Бульвар Монпарнас, во всяком случае, участок этого бульвара от площади 18 июня 1940 года (что близ башни Монпарнас) до перекрестка Вавен, – один из самых знаменитых уголков французской столицы или, на худой конец, ее левого берега. Что уже принесло ему славу первоначально – эта орава художественной богемы, которая отчего- то устремилась именно сюда в начале XX века с уютного Монмартра, или шикарное название, человеку с законченным средним образованием приводившее на память гору в Древней Греции, бога Аполлона, благородных муз, музыку, поэзию, а может, и бесцеремонных вакханок, – сказать трудно. Так или иначе, музы водворились тут с начала XX века, вакханки тоже. Вакханки обитали в домах, двери которых были гостеприимно раскрыты, но которые назывались при этом «закрытыми домами» (попросту говоря, борделями). Но было на бульваре и в его окрестностях немало и по-настоящему закрытых домов – монастырей и монастырских школ, в которых обучались дети из приличных семей.
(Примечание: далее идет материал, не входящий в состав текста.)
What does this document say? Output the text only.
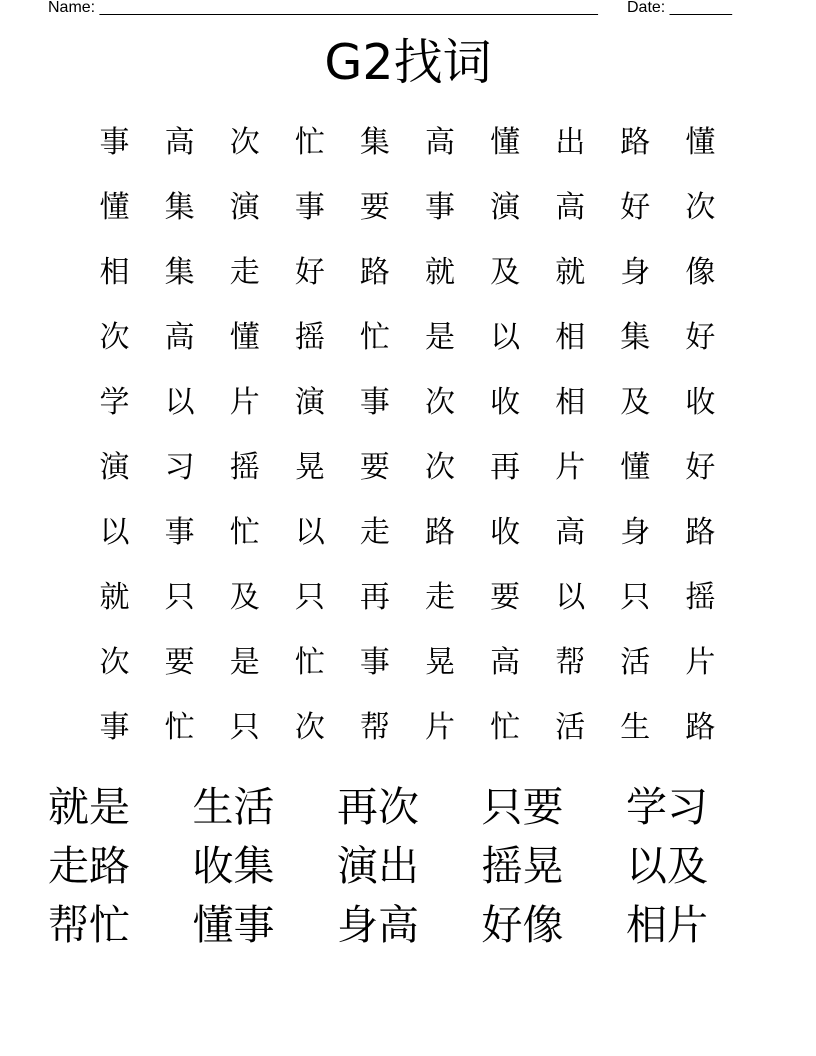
Name: ________________________________________________________ Date: _______
G2找词
事	高	次	忙	集	高	懂	出	路	懂
懂	集	演	事	要	事	演	高	好	次
相	集	走	好	路	就	及	就	身	像
次	高	懂	摇	忙	是	以	相	集	好
学	以	片	演	事	次	收	相	及	收
演	习	摇	晃	要	次	再	片	懂	好
以	事	忙	以	走	路	收	高	身	路
就	只	及	只	再	走	要	以	只	摇
次	要	是	忙	事	晃	高	帮	活	片
事	忙	只	次	帮	片	忙	活	生	路
就是	生活	再次	只要	学习
走路	收集	演出	摇晃	以及
帮忙	懂事	身高	好像	相片
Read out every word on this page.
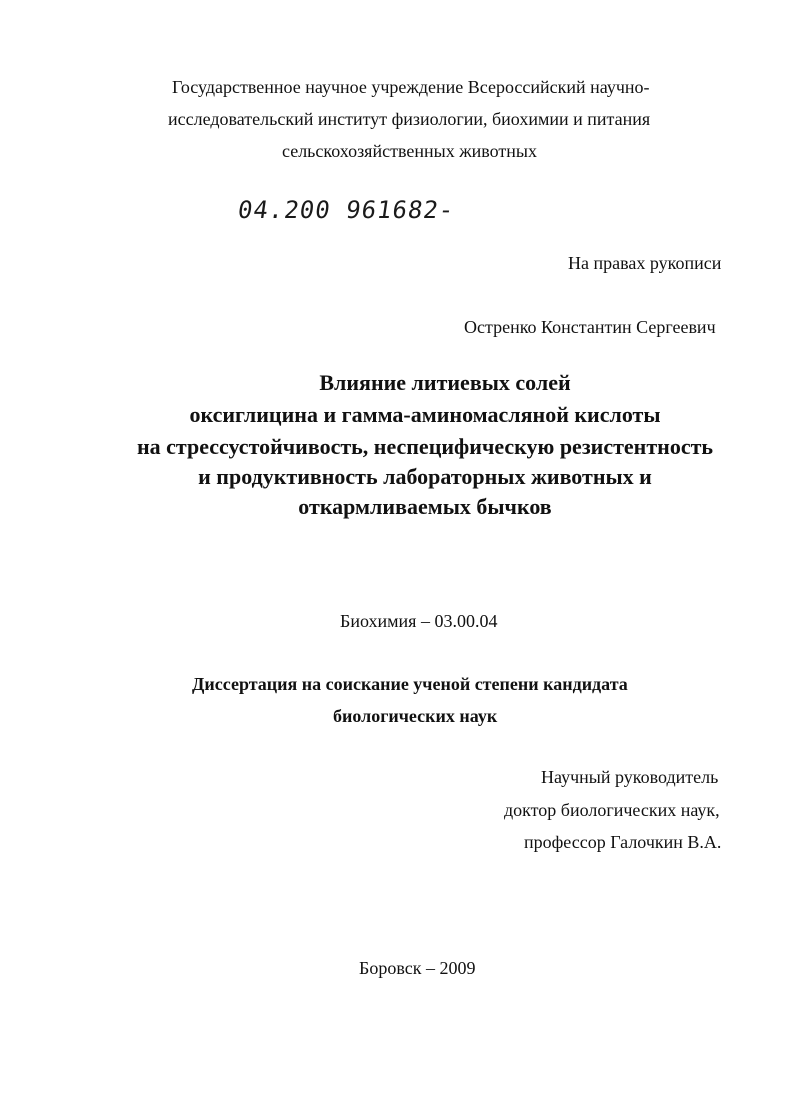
Государственное научное учреждение Всероссийский научно-
исследовательский институт физиологии, биохимии и питания
сельскохозяйственных животных
04.200 961682-
На правах рукописи
Остренко Константин Сергеевич
Влияние литиевых солей
оксиглицина и гамма-аминомасляной кислоты
на стрессустойчивость, неспецифическую резистентность
и продуктивность лабораторных животных и
откармливаемых бычков
Биохимия – 03.00.04
Диссертация на соискание ученой степени кандидата
биологических наук
Научный руководитель
доктор биологических наук,
профессор Галочкин В.А.
Боровск – 2009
В одной из них учился юный Шарль де Голль, с чьим именем, кстати, и связано название привокзальной площади: июньскому воззванию де Голля из Лондона суждено было спасти (да, вероятно, отчасти оно и спасло) честь нации во Второй мировой войне.
Пренебрегши великим творением небоскребно-башенной цивилизации эпохи Помпиду (высочайший в Европе небоскреб-башня Монпарнас с панорамным баром на 56-м этаже), отправимся в сторону перекрестка Вавен по правой стороне бульвара. Отправляться, на мой взгляд, следует все же вечером. Днем этот бульвар мало чем отличается от прочих широких авеню и бульваров, а вот вечером, когда в окнах парижских жилых домов уныло гаснет свет и лишь кое-где стекла отражают изнутри голубую мельтешню телеэкранов, в эти вечерние часы Монпарнас заманчиво сияет огнями. По правой стороне – все театры, театры, кинотеатры, да, да, множество кинотеатров, ибо, несмотря на потери, нанесенные кинематографу вошедшими в каждый дом телевизорами, Париж по-прежнему остается городом кино, и хороший (или просто приличный) фильм собирает здесь немало публики (нет, не миллионы зрителей, на которые рассчитывали в былые времена русские прокатчики, но все же достаточно публики, чтоб не пойти по миру). Залы в здешних кинотеатрах не очень большие, но удобные, и притом их много – по два, три, пять и даже семь залов в каждом кинотеатре, во всех разные фильмы, так что есть из чего выбирать…
По ночам роденовский Бальзак на «русском перекрестке» особенно уместен и трагичен…
Кроме кинотеатров и театров, здесь, конечно, немало ресторанов и кафе. Близ пересечения Монпарнаса с бульваром Распай и улицей Вавен, у так называемого перекрестка Вавен, – целое созвездие знаменитых кафе, с начала века и в течение всей первой его четверти привлекавших сюда цвет французской богемы и искусства, так что нынче этот перекресток уже не просто оживленный уголок Парижа, а как бы памятное место французской и мировой культуры, в значительной степени и русской культуры. В столь значительной, что я бы дерзнул назвать этот знаменитый перекресток «русским перекрестком» или, если угодно, «русским уголком Парижа». Воспоминания об этих «русских годах» Монпарнаса непременно приходят в голову, когда стоишь поздним вечером на углу близ «Куполя» и «Дома», напротив «Ротонды» и «Селекта»…
В эти часы машины паркуются прямо посреди бульвара, кафе сияют вывесками и окнами, какие-то люди входят и выходят, смеются, разговаривают, иногда целуются за столиками. В углублении перекрестка чуть зеленеет подсвеченная роденовская скульптура – взъерошенный, не- прибранный, захваченный врасплох вдохновением, ночной Оноре де Бальзак. Справа от французского гения литературы и вечных финансовых трудностей видна светящаяся реклама русского ресторана «Доминик». А тут, у нас за спиной, и там, напротив, – и «Ротонда», и «Дом», и «Куполь», и «Доминик», и «Селект»… И все тут приводит нам на память русские имена, и русские дела, «на память былое приводит».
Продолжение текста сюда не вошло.